“When you’re a star, they let you do it. You can do anything.”
That was Donald Trump, in 2005, explaining the world and its workings to Access Hollywood’s Billy Bush. Both men were celebrities, but one was a bigger celebrity than the other; both were powerful, but one was more powerful than the other; both were connected to the American presidency, but one—through having toyed with seeking the office himself—was more connected than the other. And yet the older man couldn’t help but boast to the younger about the happy affordances of fame: When you’re a star, you can do whatever you want. When you’re a star, you can have your way in so many ways. I moved on her. I moved on her very heavily. I moved on her like a bitch. I just start kissing them—it’s like a magnet. I don’t even wait. Grab ‘em by the pussy. They let you do it. You can do anything.

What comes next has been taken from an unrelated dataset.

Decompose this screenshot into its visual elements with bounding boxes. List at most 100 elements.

Almost a year to the day after the publication of what would become known, with polite euphemism, as the “Access Hollywood tape,” The New York Times published a related kind of revelation: Harvey Weinstein had been accused by multiple women of sexual misconduct—an alleged pattern of psychological manipulation and strategic harassment that spanned decades—and, in many cases, paid them for their silence. The paper’s report was followed up with an investigation in The New Yorker that included allegations from three different women that Weinstein had raped them. The stories—and the many, many more from women who have come forward in recent days—have been met with a mixture of shock and its opposite among Weinstein’s fellow celebrities. “I didn’t know about these things, but they don’t surprise me at all,” Emma Thompson told the BBC on Thursday. She was speaking, it seems, for many in her field.